Really, it's up to the site, but we assume most sites will want to take the NAT approach: the public IP address might seem useful, but would require a public IP for each job. To allow customization, all the routing is done by a helper script, but provide a default implementation for NAT. The script:
- Takes two arguments, a unique "job identifier" and the name of the network pipe device.
- Is responsible for setting up any routing required for the device.
- Must create an iptables chain using the same name of the "job identifier".
- Each rule in the chain will record the number of bytes matched; at the end of the job, these will be reported in the job ClassAd using an attribute name identical to the comment on the rule.
- On stdout, returns the IP address the internal network pipe should use.
Next, the starter forks a separate process in a new network namespace using the clone() call with the CLONE_NEWNET flag. Notice that, by default, no network devices are accessible in the new namespace:
Next, the external starter will pass one side of the pipe to the other namespace; the internal stater will do some minimal configuration of the device (default route, IP address, set the device to the "up" status):
Finally, the starter exec's to the job. Whenever the job does any network operations, the bytes are routed via the internal network pipe, come out the external network pipe, and then are NAT'd to the physical network device before exiting the machine.
As mentioned, the whole point of the exercise is to do network accounting. Since all packets go through one device, Condor can read out all the activity via iptables. The "helper script" above will create a unique chain per job. This allows some level of flexibility; for example, the chain below allows us to distinguish between on-campus and off-campus packets:
Chain JOB_12345 (2 references) pkts bytes target prot opt in out source destination 0 0 ACCEPT all -- veth0 em1 anywhere 22.214.171.124/16 /* OutgoingInternal */ 0 0 ACCEPT all -- veth0 em1 anywhere !126.96.36.199/16 /* OutgoingExternal */ 0 0 ACCEPT all -- em1 veth0 188.8.131.52/16 anywhere state RELATED,ESTABLISHED /* IncomingInternal */ 0 0 ACCEPT all -- em1 veth0 !184.108.40.206/16 anywhere state RELATED,ESTABLISHED /* IncomingExternal */ 0 0 REJECT all -- any any anywhere anywhere reject-with icmp-port-unreachable
Thus, the resulting ClassAd history from this job will have an attribute for NetworkOutgoingInternal, NetworkOutgoingExternal, NetworkIncomingInternal, and NetworkIncomingInternal. We have an updated Condor Gratia probe that looks for Network* attributes and reports them appropriately to the accounting database.
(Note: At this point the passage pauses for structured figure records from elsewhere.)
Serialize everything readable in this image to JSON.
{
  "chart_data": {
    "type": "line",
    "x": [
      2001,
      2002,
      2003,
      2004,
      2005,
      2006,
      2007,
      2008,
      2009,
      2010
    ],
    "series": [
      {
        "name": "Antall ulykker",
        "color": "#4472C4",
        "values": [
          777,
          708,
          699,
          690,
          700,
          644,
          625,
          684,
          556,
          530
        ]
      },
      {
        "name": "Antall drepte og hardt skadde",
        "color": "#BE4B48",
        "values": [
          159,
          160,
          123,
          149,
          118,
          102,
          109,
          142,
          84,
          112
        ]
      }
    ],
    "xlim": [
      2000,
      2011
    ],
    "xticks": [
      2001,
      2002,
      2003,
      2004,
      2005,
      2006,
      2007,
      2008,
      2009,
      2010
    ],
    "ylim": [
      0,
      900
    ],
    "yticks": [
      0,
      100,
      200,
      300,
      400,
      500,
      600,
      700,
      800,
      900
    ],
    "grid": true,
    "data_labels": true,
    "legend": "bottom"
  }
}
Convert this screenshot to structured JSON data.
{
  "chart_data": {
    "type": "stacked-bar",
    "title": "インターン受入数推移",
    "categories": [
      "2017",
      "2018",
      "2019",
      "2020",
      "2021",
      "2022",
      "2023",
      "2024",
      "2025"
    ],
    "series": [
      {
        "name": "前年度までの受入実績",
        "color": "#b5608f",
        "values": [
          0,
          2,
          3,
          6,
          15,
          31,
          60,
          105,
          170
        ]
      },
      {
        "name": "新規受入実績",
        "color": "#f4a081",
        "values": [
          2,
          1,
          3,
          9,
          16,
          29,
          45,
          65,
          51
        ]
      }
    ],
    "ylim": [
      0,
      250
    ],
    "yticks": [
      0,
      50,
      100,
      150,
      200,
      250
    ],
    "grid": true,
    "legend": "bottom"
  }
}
Thus, we have byte-level network, allowing us to answer the age-old question of "how much would a CMS T2 cost on Amazon EC2?". Or perhaps we could answer "how much is a currently running job going to cost me?" Matt has pointed out the network setup callout could be used to implement security zones, isolating (or QoS'ing) jobs of certain users at the network level. There are quite a few possibilities!
We'll definitely be returning to this work mid-2012 when the local T2 is based on SL6, and this patch can be put into production. There will be some further engagement with the Condor team to see if they're interested in taking the patch. The Gratia probe work to manage network information will be interesting upstream too. Finally, I encourage interested readers to take a look at the github branch. The patch itself is a tour-de-force of several dark corners of Linux systems programming (involves using clone, synchronization between processes with pipes, sending messages to the kernel via netlink to configure the routing, and reading out iptables configurations using C). It was very rewarding to implement!